The old odds: 50-50, either Jack Dragna or Mal Considine set up the shooting that got him two in the shoulder, one in the arm and one through the left cheek of his ass. “I don’t know, boss. There’s bad blood between me and that guy Considine. Cherchez la femme, if you follow my drift. I might have to need money really bad before I say yes.”

“Then I’m not worried. You’ll get yourself into a bind–you always do.”

CHAPTER SEVEN

Captain Al Dietrich said, “I got four phone calls about your little escapades in City territory night before last. At home yesterday. On my day off.”

Danny Upshaw stood at parade rest in front of the station commander’s desk, ready to deliver an oral rundown on the Goines homicide–a memorized pitch, to end in a plea for more Sheriff’s manpower and an LAPD liaison. While Dietrich fumed, he scotched the ending and concentrated on making his evidence compelling enough so that the old man would let him work the snuff exclusively for at least two more weeks.

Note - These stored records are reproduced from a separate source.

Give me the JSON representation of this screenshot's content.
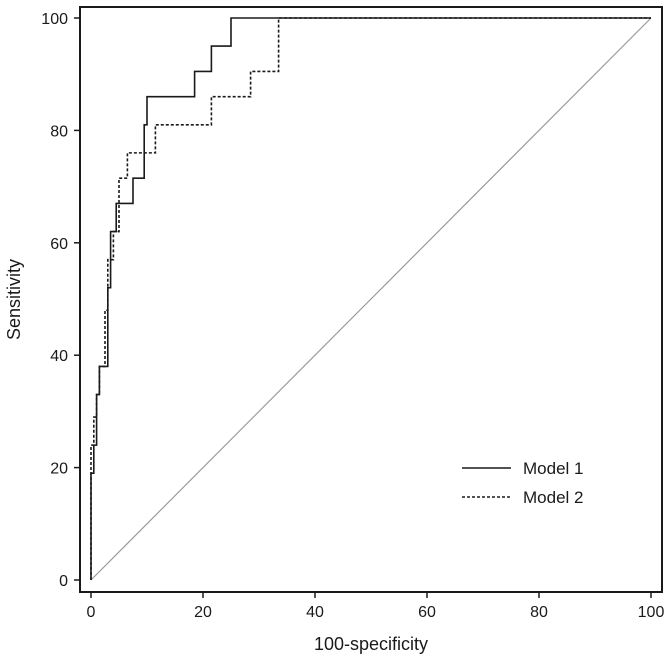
{
  "chart_data": {
    "type": "line",
    "title": "",
    "xlabel": "100-specificity",
    "ylabel": "Sensitivity",
    "xlim": [
      0,
      100
    ],
    "ylim": [
      0,
      100
    ],
    "xticks": [
      "0",
      "20",
      "40",
      "60",
      "80",
      "100"
    ],
    "yticks": [
      "0",
      "20",
      "40",
      "60",
      "80",
      "100"
    ],
    "grid": false,
    "legend_position": "bottom-right",
    "diagonal_reference": {
      "x": [
        0,
        100
      ],
      "y": [
        0,
        100
      ],
      "color": "#9a9a9a"
    },
    "series": [
      {
        "name": "Model 1",
        "style": "solid",
        "color": "#1a1a1a",
        "x": [
          0,
          0,
          0.5,
          0.5,
          1,
          1,
          1.5,
          1.5,
          3,
          3,
          3.5,
          3.5,
          4.5,
          4.5,
          7.5,
          7.5,
          9.5,
          9.5,
          10,
          10,
          18.5,
          18.5,
          21.5,
          21.5,
          25,
          25,
          100
        ],
        "y": [
          0,
          19,
          19,
          24,
          24,
          33,
          33,
          38,
          38,
          52,
          52,
          62,
          62,
          67,
          67,
          71.5,
          71.5,
          81,
          81,
          86,
          86,
          90.5,
          90.5,
          95,
          95,
          100,
          100
        ]
      },
      {
        "name": "Model 2",
        "style": "dashed",
        "color": "#1a1a1a",
        "x": [
          0,
          0,
          0.5,
          0.5,
          1,
          1,
          1.5,
          1.5,
          2.5,
          2.5,
          3,
          3,
          4,
          4,
          5,
          5,
          6.5,
          6.5,
          11.5,
          11.5,
          21.5,
          21.5,
          28.5,
          28.5,
          33.5,
          33.5,
          100
        ],
        "y": [
          0,
          24,
          24,
          29,
          29,
          33,
          33,
          38,
          38,
          48,
          48,
          57,
          57,
          62,
          62,
          71.5,
          71.5,
          76,
          76,
          81,
          81,
          86,
          86,
          90.5,
          90.5,
          100,
          100
        ]
      }
    ]
  }
}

“…and if you wanted information on heroin pushers, you should have had our Narco guys contact theirs. You don’t beat up the pushers, colored or otherwise. And the manager of Bido Lito’s runs another club inside the County, and he’s very simpatico with the watch sergeant at Firestone. And you were seen drinking on duty, which I do myself, but under more discreet circumstances. Follow my drift?”

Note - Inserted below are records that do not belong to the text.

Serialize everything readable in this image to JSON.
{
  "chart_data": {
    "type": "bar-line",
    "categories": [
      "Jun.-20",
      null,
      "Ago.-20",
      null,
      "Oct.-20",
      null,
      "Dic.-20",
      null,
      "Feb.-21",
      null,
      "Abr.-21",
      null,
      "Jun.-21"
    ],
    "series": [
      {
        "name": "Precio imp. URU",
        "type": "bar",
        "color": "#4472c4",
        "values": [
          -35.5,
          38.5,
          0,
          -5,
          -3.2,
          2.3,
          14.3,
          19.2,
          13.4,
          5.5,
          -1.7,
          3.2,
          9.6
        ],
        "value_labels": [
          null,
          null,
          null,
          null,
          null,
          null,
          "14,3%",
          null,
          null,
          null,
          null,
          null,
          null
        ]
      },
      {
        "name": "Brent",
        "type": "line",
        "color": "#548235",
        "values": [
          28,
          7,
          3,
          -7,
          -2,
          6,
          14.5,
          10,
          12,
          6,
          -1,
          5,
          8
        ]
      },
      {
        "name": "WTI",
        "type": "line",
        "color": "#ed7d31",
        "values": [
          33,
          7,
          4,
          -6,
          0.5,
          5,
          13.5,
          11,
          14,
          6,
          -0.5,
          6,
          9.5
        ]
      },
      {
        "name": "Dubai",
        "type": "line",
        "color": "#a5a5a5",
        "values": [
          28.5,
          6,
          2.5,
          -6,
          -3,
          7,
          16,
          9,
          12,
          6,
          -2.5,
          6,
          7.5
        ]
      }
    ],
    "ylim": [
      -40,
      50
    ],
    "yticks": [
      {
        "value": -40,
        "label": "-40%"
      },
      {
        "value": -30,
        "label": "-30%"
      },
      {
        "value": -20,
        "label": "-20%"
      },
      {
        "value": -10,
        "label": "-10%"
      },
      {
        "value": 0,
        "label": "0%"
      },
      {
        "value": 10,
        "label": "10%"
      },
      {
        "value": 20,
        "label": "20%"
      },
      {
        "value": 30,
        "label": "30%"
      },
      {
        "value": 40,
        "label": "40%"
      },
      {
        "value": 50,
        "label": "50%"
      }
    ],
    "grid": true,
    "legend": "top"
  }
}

Danny tried to look sheepish–a little trick he’d taught himself–eyes lowered, face scrunched up. “Yes, sir.”

Dietrich lit a cigarette. “Whenever you call me sir, I know you’re jerking my chain. You’re very lucky I like you, Deputy. You’re very lucky I think your gifts exceed your arrogance. Report on your homicide. Omit Dr. Layman’s findings, I read your summary and I don’t like gore this early in the morning.”

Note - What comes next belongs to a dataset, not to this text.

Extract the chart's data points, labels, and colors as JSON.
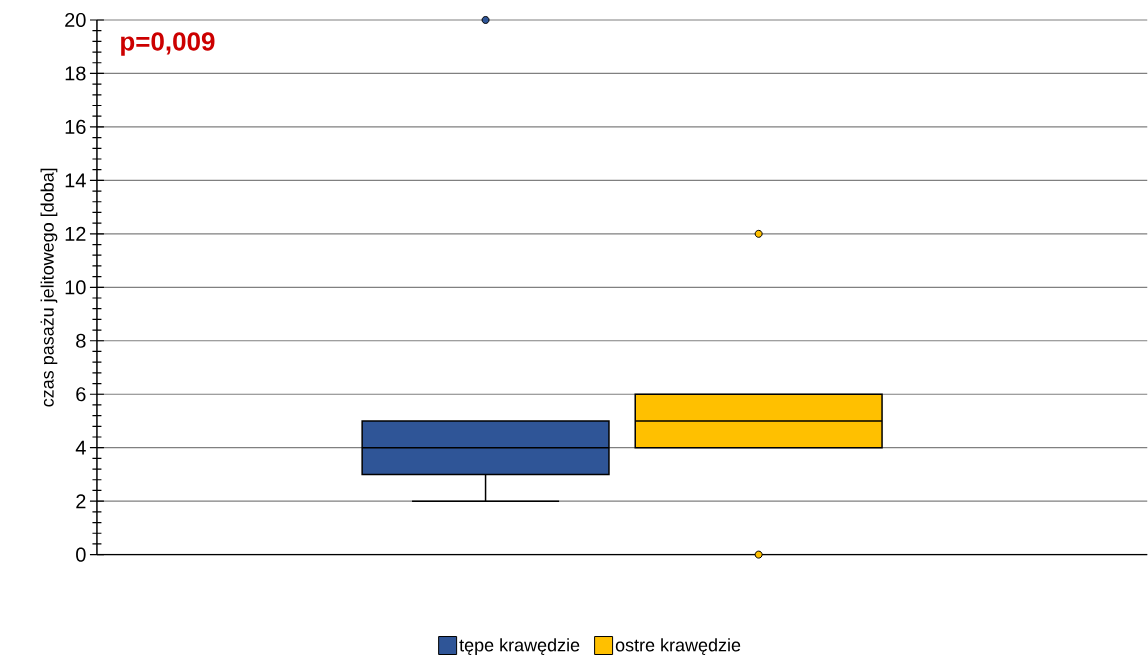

Danny drew himself ramrod stiff in reflex–he’d wanted to play up the horror aspects to impress Dietrich. “Captain, so far I’ve got two half-assed eyewitness descriptions of the killer–tall, gray-haired, middle-aged. O + blood typed from his semen–very common among white people. I don’t think either witness could ID the man from mugs–those jazz clubs are dark and have distorted lighting. The print man who dusted the transport car got no latents except those belonging to the owner and his girlfriend. He did eliminations based on Civil Defense records– both Albanese and the girlfriend had CD jobs during the war. I checked taxi logs around the time the body was dumped and the car abandoned, and nothing but couples leaving the after-hours clubs on the Strip were picked up. Albanese’s story of going back to darktown to look for his car has been verified by cab records, which eliminates him as a suspect. I spent all day yesterday and most of the evening recanvassing Central Avenue, and I couldn’t find any other eyewitnesses who saw Goines with the tall, grayhaired man. I looked for the two eyewitnesses I talked to before, thinking I’d try to get some kind of composite drawing out of them, but they were gone–apparently these jazz types are mostly fly-by-nights.”